Nevertheless, the analysis of correlations between diagnostic biochemical core biomarkers and peptides hinted towards underlying mechanisms being reflected in the candidates. From the top candidates, it becomes clear that some peptides most strongly correlate with t-tau and p-tau, linking them to the tau-pathology, while others most strongly correlate with Aβ ratio. The second group of peptides might be interesting as putative biomarkers since the ratio was already shown to correlate negatively with cognitive decline and Aβ-PET scans independent of diagnosis [59]. It would be interesting to investigate whether specific types of modifications are associated with those different pathologies in a larger cohort.
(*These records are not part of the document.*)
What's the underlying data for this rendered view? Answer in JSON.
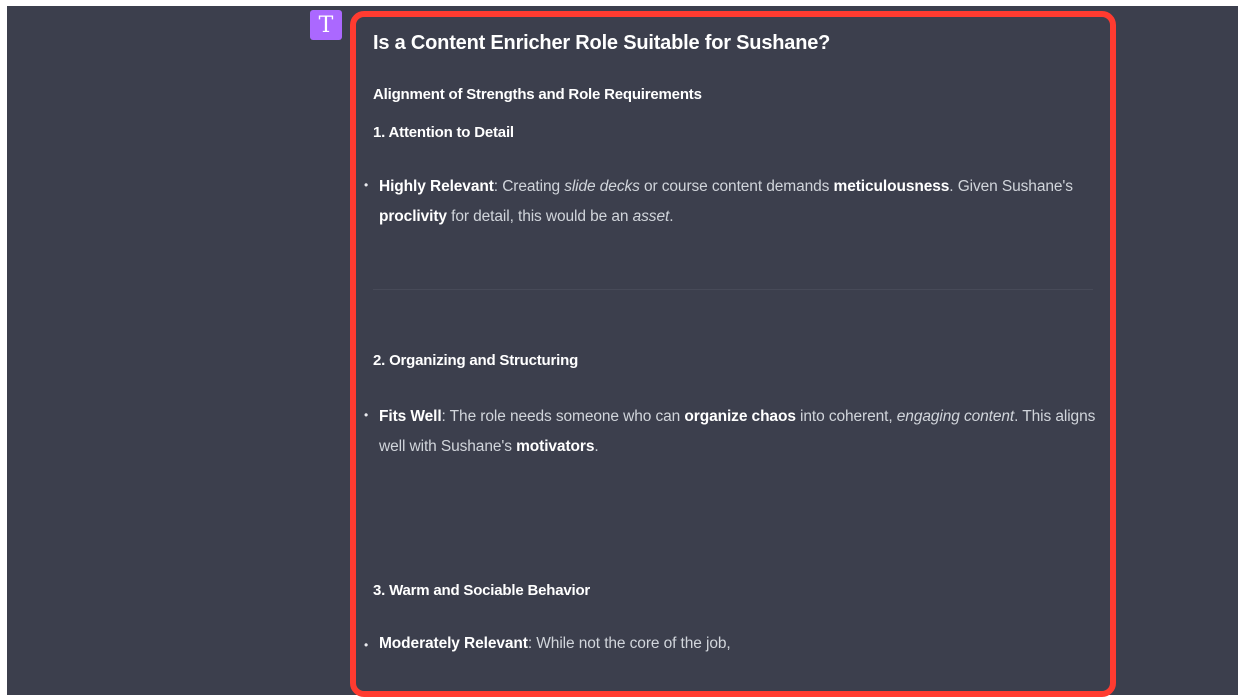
{
  "avatar": {
    "letter": "T"
  },
  "message": {
    "title": "Is a Content Enricher Role Suitable for Sushane?",
    "section_heading": "Alignment of Strengths and Role Requirements",
    "items": [
      {
        "heading": "1. Attention to Detail",
        "bullet": {
          "label": "Highly Relevant",
          "t1": ": Creating ",
          "i1": "slide decks",
          "t2": " or course content demands ",
          "b1": "meticulousness",
          "t3": ". Given Sushane's ",
          "b2": "proclivity",
          "t4": " for detail, this would be an ",
          "i2": "asset",
          "t5": "."
        }
      },
      {
        "heading": "2. Organizing and Structuring",
        "bullet": {
          "label": "Fits Well",
          "t1": ": The role needs someone who can ",
          "b1": "organize chaos",
          "t2": " into coherent, ",
          "i1": "engaging content",
          "t3": ". This aligns well with Sushane's ",
          "b2": "motivators",
          "t4": "."
        }
      },
      {
        "heading": "3. Warm and Sociable Behavior",
        "bullet": {
          "label": "Moderately Relevant",
          "t1": ": While not the core of the job,"
        }
      }
    ]
  },
  "colors": {
    "background": "#3c3f4d",
    "highlight_border": "#ff3b30",
    "avatar": "#ab68ff"
  }
}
One peptide from alpha-a1-glycoprotein modified with kynurenine (203 did not correlate strongly with age and showed distinctly different correlations from the other top-candidate peptides. This might be attributable to the proteins' role as acute-phase protein response to inflammation. At the same time, it is an example that oxidative stress can occur independently since kynurenine and other oxidative modifications were found on a range of peptides with different correlations, e.g., 151 with very high correlations to t-tau, 35 with strong correlations to Aβ-ratio and 203 mentioned before. Thus, our data supports the general notion of monitoring oxidative stress in patients with risk factors for neuro-degenerative diseases both by established methods like PET {Mota, 2022 #539}, and novel methods {Kehm, 2021 #540}.

Comments on the Quality of English Language

The manuscript is generally well-written, but some sentences could be rephrased for clarity and flow. A minor round of editing to correct grammatical errors and improve sentence structure would enhance readability.

Of course, we edited and corrected grammatical errors throughout the revision. Additionally, we used the software Grammarly to ensure proper use of language.

Submission Date

15 August 2024

Date of this review

24 Aug 2024 16:28:03

Round 2

Reviewer 2 Report

Comments and Suggestions for Authors

The authors responded adequately to my previous comments and substantially improved their manuscript so I can conclude for acceptance.